While the world continues to struggle with the coronavirus outbreak, Apple, which has been criticized for years for not spending enough of its cash on acquisitions, is starting to flex that muscle and make some purchases.
In just the past week, Apple has closed in on three acquisitions. The company kicked off last week's buying spree with the acquisition of DarkSky, a popular weather app that has been widely viewed as the best weather app in the industry. After the acquisition, Apple promptly shuttered potential new Android users' access to the app by removing it from the Google Play marketplace.
On Friday, Bloomberg reported Apple had quietly acquired another startup, called Voysis, which uses artificial intelligence to improve digital voice assistant performance in shopping apps. It's unclear what Apple might want with the company, but suffice it to say the technology will likely play a role in improving Apple's virtual assistant Siri.
Now Apple is reportedly acquiring NextVR, a company that has been combining virtual reality and live events to create a more engaging entertainment experience, according to 9to5Mac. As of this writing, that acquisition hasn't been confirmed, but most experts say the possible $100 million deal is all but done.
Either way, Apple is clearly looking to spend. And why not? The company has been patiently waiting for an opportunity to use its massive cash hoard to grow its business, and that time may have finally come.
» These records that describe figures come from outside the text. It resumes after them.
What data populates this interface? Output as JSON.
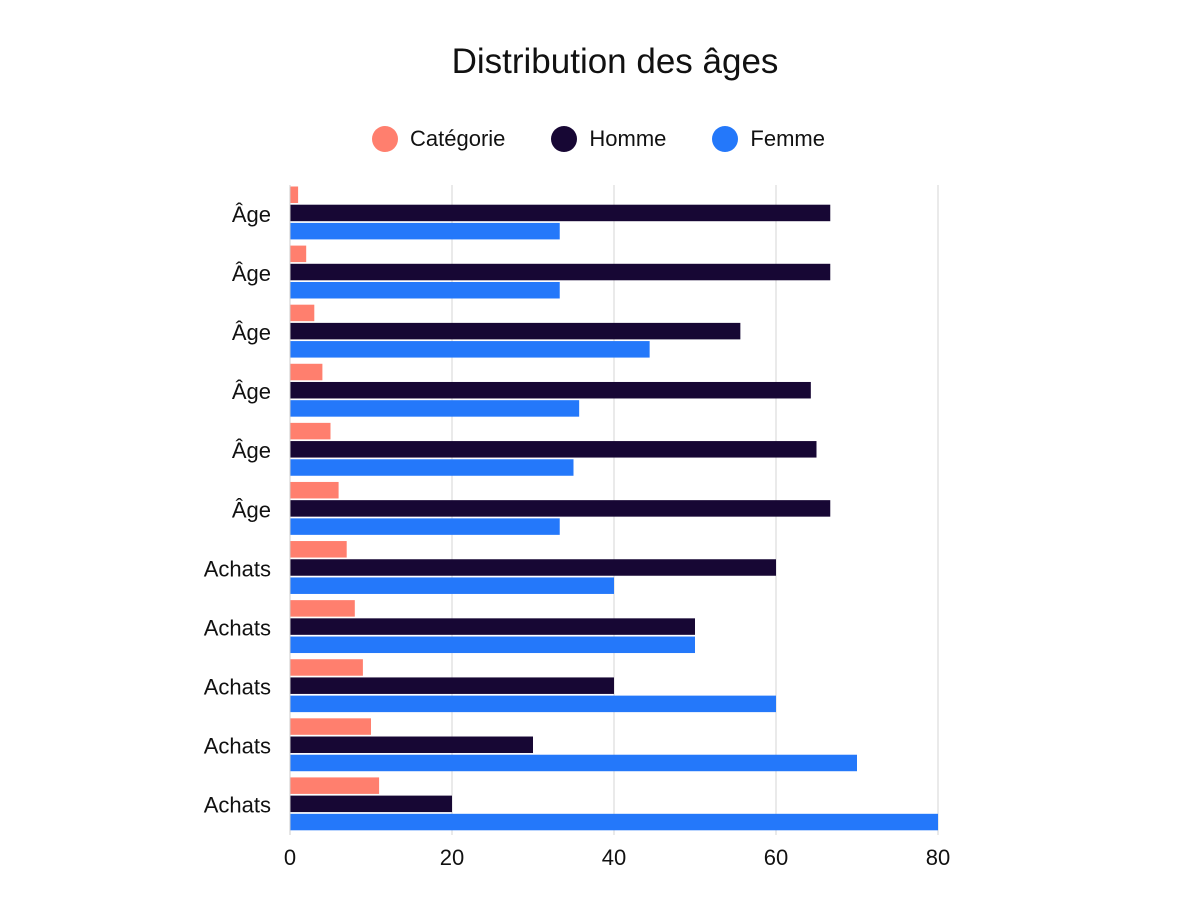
{
  "chart_data": {
    "type": "bar",
    "orientation": "horizontal",
    "title": "Distribution des âges",
    "xlabel": "",
    "ylabel": "",
    "xlim": [
      0,
      80
    ],
    "xticks": [
      0,
      20,
      40,
      60,
      80
    ],
    "grid": true,
    "legend_position": "top",
    "categories": [
      "Âge",
      "Âge",
      "Âge",
      "Âge",
      "Âge",
      "Âge",
      "Achats",
      "Achats",
      "Achats",
      "Achats",
      "Achats"
    ],
    "series": [
      {
        "name": "Catégorie",
        "color": "#FF7F6E",
        "values": [
          1,
          2,
          3,
          4,
          5,
          6,
          7,
          8,
          9,
          10,
          11
        ]
      },
      {
        "name": "Homme",
        "color": "#170734",
        "values": [
          66.7,
          66.7,
          55.6,
          64.3,
          65,
          66.7,
          60,
          50,
          40,
          30,
          20
        ]
      },
      {
        "name": "Femme",
        "color": "#2478FA",
        "values": [
          33.3,
          33.3,
          44.4,
          35.7,
          35,
          33.3,
          40,
          50,
          60,
          70,
          80
        ]
      }
    ]
  }
}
Indeed, over the past several years, analysts, market watchers, and pundits have all questioned why Apple hasn't made big acquisitions. A slew of possible buys have been touted, ranging from a major film studio to some of Apple's biggest competitors. And yet, Apple has been surprisingly patient with its $200 billion cash hoard.
Sure, it acquired Intel's chip business and a variety of startups in recent years, but it's continued to put cash in the bank without any blockbuster acquisitions.
With the coronavirus outbreak throwing world economies into turmoil, and with no certainty about how things will shape up when the threat subsides, Apple now has the unique opportunity to capitalize. And with the economy pushing valuations down and creating more motivated sellers, Apple can buy companies for pennies on the dollar.
Of course, the notoriously secretive Apple isn't talking about its plans, and there's reason to believe it may let the dust settle a bit before it continues its acquisition spree.
But I don't see a better opportunity than now for Apple to pounce. With more than enough cash in the bank and plenty of companies seeking help, Apple can be the company to provide some of them with a major acquisition or a cash infusion.
At this point, a handful of companies are out of Apple's price range. Apple knows it, and those companies know it. And that's precisely why Apple's 2020 and 2021 could be remembered as the years the company transformed its business through acquisitions and fundamentally prepared itself for a world where the iPhone will no longer be its most important focus.